🤖 AI Summary
High-quality instruction data for climate change research remains scarce, hindering the development of domain-specific large language models (LLMs). To address this, we propose the first end-to-end framework for automatically generating climate science–oriented instruction data—ClimateChat-Corpus—by integrating authoritative climate documents, structured knowledge bases, and web-crawled seed instructions. Leveraging this corpus, we conduct supervised fine-tuning on open-source LLMs (e.g., Llama-3, Qwen) to develop ClimateChat, a specialized question-answering model for climate science. Our contributions include: (1) a multi-source knowledge–driven instruction generation paradigm; (2) a co-optimization mechanism between base models and instruction data; and (3) the first fine-grained, climate-specific evaluation benchmark. Experiments demonstrate that ClimateChat significantly outperforms general-purpose LLMs across diverse climate QA and scientific discovery tasks. Moreover, our methodology provides a reproducible, scalable framework for constructing domain-specific instruction datasets, accompanied by empirical guidelines for climate AI development.
📝 Abstract
As the issue of global climate change becomes increasingly severe, the demand for research in climate science continues to grow. Natural language processing technologies, represented by Large Language Models (LLMs), have been widely applied to climate change-specific research, providing essential information support for decision-makers and the public. Some studies have improved model performance on relevant tasks by constructing climate change-related instruction data and instruction-tuning LLMs. However, current research remains inadequate in efficiently producing large volumes of high-precision instruction data for climate change, which limits further development of climate change LLMs. This study introduces an automated method for constructing instruction data. The method generates instructions using facts and background knowledge from documents and enhances the diversity of the instruction data through web scraping and the collection of seed instructions. Using this method, we constructed a climate change instruction dataset, named ClimateChat-Corpus, which was used to fine-tune open-source LLMs, resulting in an LLM named ClimateChat.

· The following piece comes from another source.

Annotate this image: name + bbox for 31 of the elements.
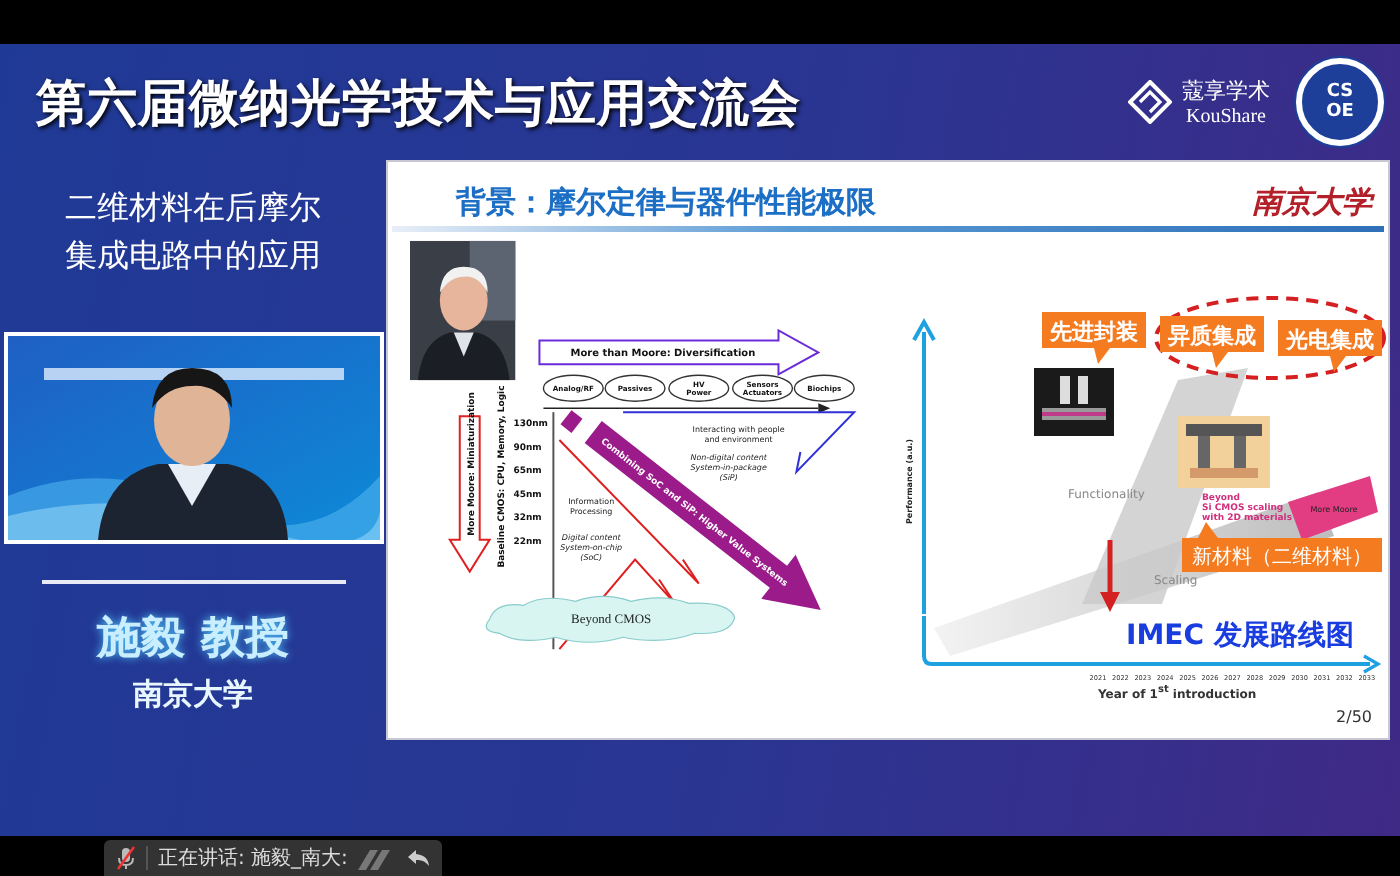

Evaluation results show that ClimateChat significantly improves performance on climate change question-and-answer tasks. Additionally, we evaluated the impact of different base models and instruction data on LLM performance and demonstrated its capability to adapt to a wide range of climate change scientific discovery tasks, emphasizing the importance of selecting an appropriate base model for instruction tuning. This research provides valuable references and empirical support for constructing climate change instruction data and training climate change-specific LLMs.